Snohomish County officials have denied knowledge of the study, while John Pennington, director of the county’s Emergency Department, said local authorities had done their best to warn residents of the landside dangers.
Pennington said residents in the area which had long been dubbed "Hazel Landslide" due to the frequency of such events over the last half century, "were very aware of the slide potential," AP reports.
"We've done everything we could to protect them," he said.
However, according to the Seattle Times, Pennington seemingly contradicted himself by telling a press conference that the hill “was considered very safe.”
“This was a completely unforeseen slide. This came out of nowhere,” he said.
Patricia Graesser, a spokeswoman for the Army Corps of Engineers in Seattle, said that Miller’s report had not been intended as a risk assessment, but rather as a feasibility study for ecosystem restoration.
Asked whether the agency should have done anything with the information, she told AP: "We don't have jurisdiction to do anything. We don't do zoning. That's a local responsibility."
Miller, who also documented the hill’s landslide conditions in a report written in 1997 for the Washington Department of Ecology and the Tulalip Tribes, has extensive knowledge of the landform’s volatile history.

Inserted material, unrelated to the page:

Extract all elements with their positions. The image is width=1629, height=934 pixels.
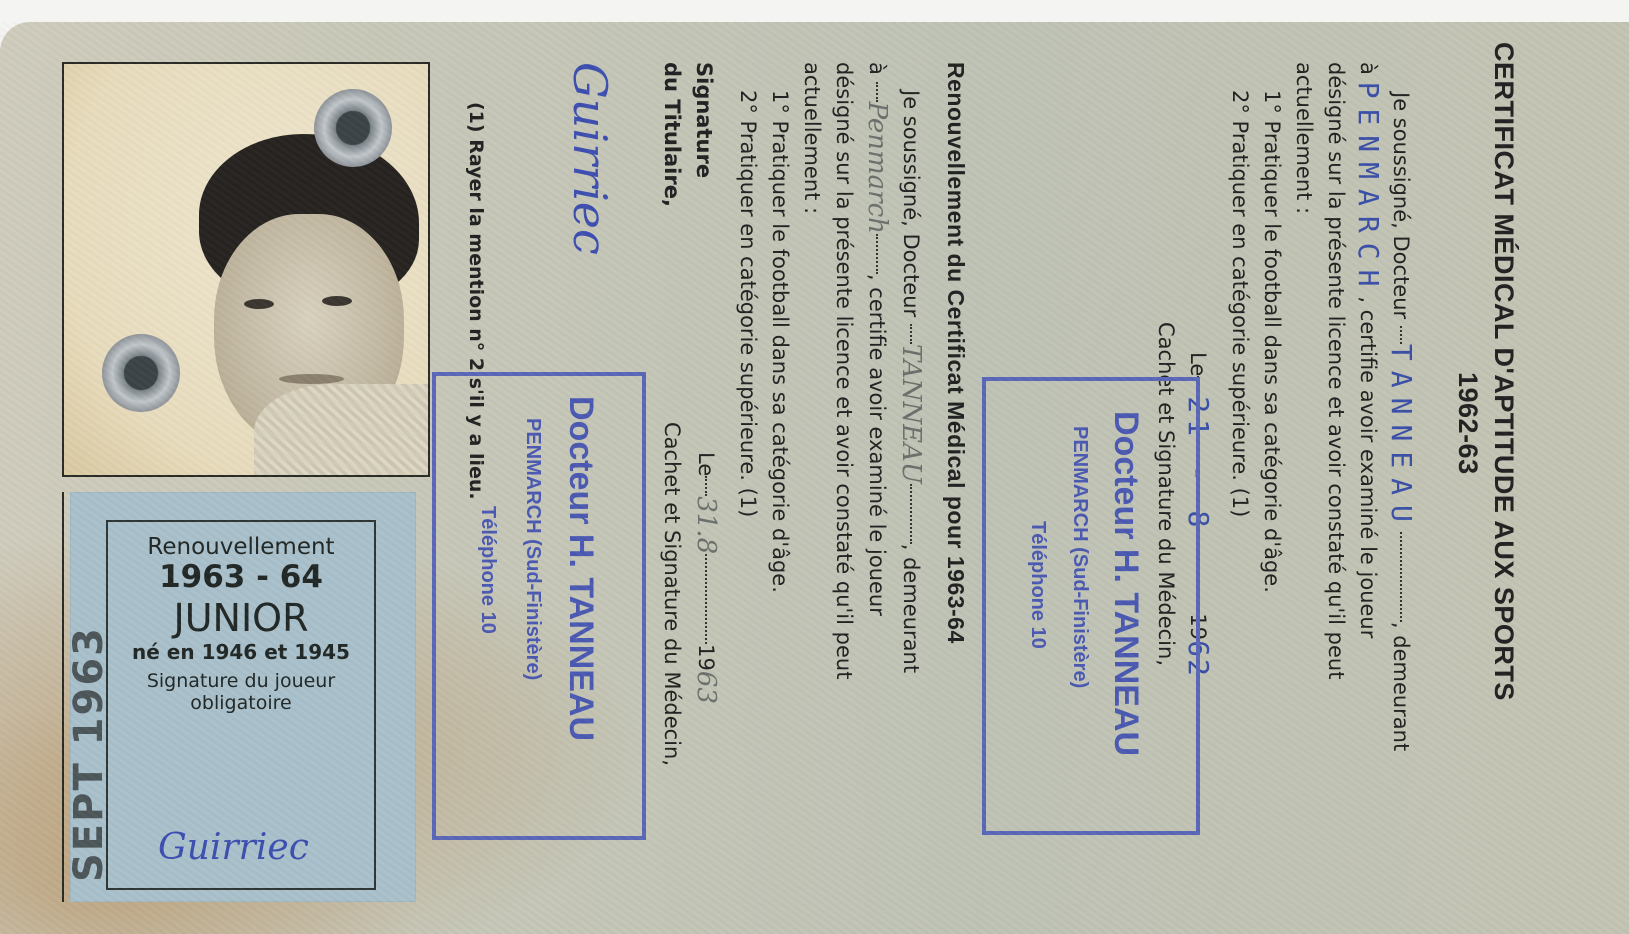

Following the last major landside in the area, which occurred in 2006, Miller was shocked to see new homes being built despite the inherent risks.
“Frankly, I was shocked that the county permitted any building across from the river,” he said.
“We’ve known that it’s been failing,” he said of the hill. “It’s not unknown that this hazard exists.”
Saturday’s landslide was not the first to strike an inhabited area in the state. In the late 1990s, a slowing moving landslide destroyed more than 100 houses in the town of Kelso. But the event in Oso ranks among the deadliest landslides in modern US history. In 1969, 150 people were killed in landslides and flooding in Nelson County, Virginia.